The evening was over. It was like every one Dorinda had known in the past. It was like every one she would know in the future unless—she caught her breath sharply—unless the miracle happened!
V
The faint grey light crept through the dormer-window and glimmered with a diffused wanness over the small three-cornered room. Turning restlessly, Dorinda listened, half awake, to the sound of her mother moving about in the kitchen below. A cock in the henhouse crowed and was answered by another. "It isn't day," she thought, and opening her eyes, she gazed through the window at the big pine on the hill. The sun rose over the pine; every morning she watched the twisted black boughs, shaped like a harp, emerge from obscurity.

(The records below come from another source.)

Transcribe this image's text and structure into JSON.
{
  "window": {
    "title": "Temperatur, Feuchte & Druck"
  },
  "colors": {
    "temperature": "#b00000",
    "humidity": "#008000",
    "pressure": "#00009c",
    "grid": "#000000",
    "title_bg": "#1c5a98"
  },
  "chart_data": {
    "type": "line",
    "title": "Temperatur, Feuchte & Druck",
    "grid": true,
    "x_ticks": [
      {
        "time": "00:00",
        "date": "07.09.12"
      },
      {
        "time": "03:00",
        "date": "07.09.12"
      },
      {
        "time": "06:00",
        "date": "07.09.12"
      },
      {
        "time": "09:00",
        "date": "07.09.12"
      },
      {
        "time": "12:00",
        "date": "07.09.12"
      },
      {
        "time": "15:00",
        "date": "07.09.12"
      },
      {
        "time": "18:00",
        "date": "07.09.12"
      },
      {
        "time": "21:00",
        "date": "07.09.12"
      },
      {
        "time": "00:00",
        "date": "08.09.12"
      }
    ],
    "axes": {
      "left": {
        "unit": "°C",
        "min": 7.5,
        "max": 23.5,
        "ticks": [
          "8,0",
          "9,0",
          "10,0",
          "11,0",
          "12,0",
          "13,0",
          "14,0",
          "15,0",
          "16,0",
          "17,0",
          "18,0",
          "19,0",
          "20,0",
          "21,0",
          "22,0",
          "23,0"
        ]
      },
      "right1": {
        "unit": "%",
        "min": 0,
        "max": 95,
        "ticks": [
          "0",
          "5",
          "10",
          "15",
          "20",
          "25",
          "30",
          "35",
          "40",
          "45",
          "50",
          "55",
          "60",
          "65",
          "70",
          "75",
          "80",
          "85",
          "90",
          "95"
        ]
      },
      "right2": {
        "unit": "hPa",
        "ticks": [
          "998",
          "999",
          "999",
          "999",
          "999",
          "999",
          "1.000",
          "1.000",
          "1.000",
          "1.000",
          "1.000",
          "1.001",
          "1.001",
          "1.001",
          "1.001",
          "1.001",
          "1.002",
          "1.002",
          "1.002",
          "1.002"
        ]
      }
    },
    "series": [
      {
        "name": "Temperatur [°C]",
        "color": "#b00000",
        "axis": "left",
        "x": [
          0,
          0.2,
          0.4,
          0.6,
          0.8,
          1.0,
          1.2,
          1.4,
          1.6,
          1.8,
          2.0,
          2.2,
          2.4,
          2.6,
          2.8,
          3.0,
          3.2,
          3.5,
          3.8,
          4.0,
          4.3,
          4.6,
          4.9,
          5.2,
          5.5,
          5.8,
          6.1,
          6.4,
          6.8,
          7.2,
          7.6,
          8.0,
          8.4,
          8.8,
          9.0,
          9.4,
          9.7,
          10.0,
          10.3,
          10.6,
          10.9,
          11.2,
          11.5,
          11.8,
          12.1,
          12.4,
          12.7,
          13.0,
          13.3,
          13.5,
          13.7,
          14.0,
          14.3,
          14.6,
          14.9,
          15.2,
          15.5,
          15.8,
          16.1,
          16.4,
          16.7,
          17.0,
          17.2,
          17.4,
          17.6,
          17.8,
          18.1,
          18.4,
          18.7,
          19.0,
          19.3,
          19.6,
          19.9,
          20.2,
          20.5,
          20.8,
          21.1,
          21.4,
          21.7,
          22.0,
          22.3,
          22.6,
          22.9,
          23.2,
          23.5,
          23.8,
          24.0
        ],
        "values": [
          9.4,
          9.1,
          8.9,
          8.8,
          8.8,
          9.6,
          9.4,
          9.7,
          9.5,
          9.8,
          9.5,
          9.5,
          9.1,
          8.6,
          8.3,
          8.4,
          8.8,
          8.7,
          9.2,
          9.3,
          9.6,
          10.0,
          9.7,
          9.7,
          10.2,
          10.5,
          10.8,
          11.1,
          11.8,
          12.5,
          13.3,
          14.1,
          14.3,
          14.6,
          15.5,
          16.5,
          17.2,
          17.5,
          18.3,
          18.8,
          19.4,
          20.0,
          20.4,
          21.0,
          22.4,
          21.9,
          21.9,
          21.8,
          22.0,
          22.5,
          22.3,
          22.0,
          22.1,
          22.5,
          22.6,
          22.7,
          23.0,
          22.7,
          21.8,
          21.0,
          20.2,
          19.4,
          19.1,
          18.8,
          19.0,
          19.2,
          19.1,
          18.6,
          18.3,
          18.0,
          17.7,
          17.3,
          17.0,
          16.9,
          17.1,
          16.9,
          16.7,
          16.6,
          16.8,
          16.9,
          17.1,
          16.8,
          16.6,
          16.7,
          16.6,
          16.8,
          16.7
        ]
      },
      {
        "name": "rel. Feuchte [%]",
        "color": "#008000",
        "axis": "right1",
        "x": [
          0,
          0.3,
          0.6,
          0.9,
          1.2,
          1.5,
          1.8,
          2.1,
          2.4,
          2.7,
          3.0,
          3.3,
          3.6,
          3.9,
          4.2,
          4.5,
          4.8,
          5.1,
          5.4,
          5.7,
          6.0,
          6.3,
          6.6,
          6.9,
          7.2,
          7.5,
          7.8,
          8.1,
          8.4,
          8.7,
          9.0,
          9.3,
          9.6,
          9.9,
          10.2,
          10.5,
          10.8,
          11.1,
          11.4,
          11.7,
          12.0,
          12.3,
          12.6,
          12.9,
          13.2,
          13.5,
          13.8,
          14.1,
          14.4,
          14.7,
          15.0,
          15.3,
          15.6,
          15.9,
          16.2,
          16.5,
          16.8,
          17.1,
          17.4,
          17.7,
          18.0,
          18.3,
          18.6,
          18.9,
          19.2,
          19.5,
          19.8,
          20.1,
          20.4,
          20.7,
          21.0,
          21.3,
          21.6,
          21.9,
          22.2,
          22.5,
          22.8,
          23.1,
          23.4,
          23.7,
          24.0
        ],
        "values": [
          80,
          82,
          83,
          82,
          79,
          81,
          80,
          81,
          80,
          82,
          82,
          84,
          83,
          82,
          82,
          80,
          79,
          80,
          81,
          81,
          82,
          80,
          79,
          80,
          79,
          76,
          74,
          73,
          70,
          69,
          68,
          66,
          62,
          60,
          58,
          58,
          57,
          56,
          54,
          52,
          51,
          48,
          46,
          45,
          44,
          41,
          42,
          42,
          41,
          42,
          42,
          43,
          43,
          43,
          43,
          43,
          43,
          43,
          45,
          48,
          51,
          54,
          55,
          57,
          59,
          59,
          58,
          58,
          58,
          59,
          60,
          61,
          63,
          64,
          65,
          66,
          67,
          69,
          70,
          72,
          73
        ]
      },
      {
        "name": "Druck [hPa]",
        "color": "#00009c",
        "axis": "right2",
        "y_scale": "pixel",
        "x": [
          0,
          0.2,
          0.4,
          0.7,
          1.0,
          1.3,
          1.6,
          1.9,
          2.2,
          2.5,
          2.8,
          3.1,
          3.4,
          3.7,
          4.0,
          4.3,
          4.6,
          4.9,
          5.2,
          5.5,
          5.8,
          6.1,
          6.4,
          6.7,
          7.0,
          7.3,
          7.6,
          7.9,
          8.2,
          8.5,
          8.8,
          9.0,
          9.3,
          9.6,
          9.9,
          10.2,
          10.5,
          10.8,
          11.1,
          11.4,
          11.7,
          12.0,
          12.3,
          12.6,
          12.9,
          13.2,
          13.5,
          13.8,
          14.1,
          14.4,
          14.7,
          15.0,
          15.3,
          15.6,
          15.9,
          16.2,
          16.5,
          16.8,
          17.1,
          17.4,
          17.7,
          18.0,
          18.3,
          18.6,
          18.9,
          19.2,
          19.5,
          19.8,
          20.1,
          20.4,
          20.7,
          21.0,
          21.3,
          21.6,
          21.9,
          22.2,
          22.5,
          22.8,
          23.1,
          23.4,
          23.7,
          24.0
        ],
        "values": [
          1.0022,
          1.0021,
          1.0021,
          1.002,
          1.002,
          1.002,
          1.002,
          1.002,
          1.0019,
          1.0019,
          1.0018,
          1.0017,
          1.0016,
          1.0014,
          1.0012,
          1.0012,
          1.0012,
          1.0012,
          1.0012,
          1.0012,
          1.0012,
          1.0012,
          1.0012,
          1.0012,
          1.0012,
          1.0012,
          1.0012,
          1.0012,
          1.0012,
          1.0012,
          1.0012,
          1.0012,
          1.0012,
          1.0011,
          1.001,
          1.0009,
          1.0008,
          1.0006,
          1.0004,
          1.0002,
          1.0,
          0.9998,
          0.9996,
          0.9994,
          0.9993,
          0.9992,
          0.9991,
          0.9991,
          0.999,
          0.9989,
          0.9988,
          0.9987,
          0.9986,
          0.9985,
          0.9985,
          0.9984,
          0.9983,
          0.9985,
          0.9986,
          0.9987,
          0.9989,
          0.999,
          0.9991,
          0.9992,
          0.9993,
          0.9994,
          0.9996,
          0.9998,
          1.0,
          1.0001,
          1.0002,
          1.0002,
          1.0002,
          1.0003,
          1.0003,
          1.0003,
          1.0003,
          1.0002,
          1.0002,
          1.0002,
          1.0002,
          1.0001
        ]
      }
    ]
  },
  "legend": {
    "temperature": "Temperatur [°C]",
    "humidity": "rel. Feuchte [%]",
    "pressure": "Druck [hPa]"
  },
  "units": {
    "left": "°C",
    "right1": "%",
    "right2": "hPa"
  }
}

First the vague ripple of dawn, spreading in circles as if a stone had been cast into the darkness; then a pearly glimmer in which objects borrowed exaggerated dimensions; then a blade of light cutting sharply through the pine to the old pear orchard, where the trees still blossomed profusely in spring, though they bore only small green pears out of season. After the edge of brightness, the round red sun would ride up into the heavens and the day would begin. It was seldom that she saw the sunrise from her window. Usually, unless she overslept herself and her mother got breakfast without waking her, the men were in the fields and the two women were attending to the chickens or cleaning the house before the branches of the big pine were gilded with light.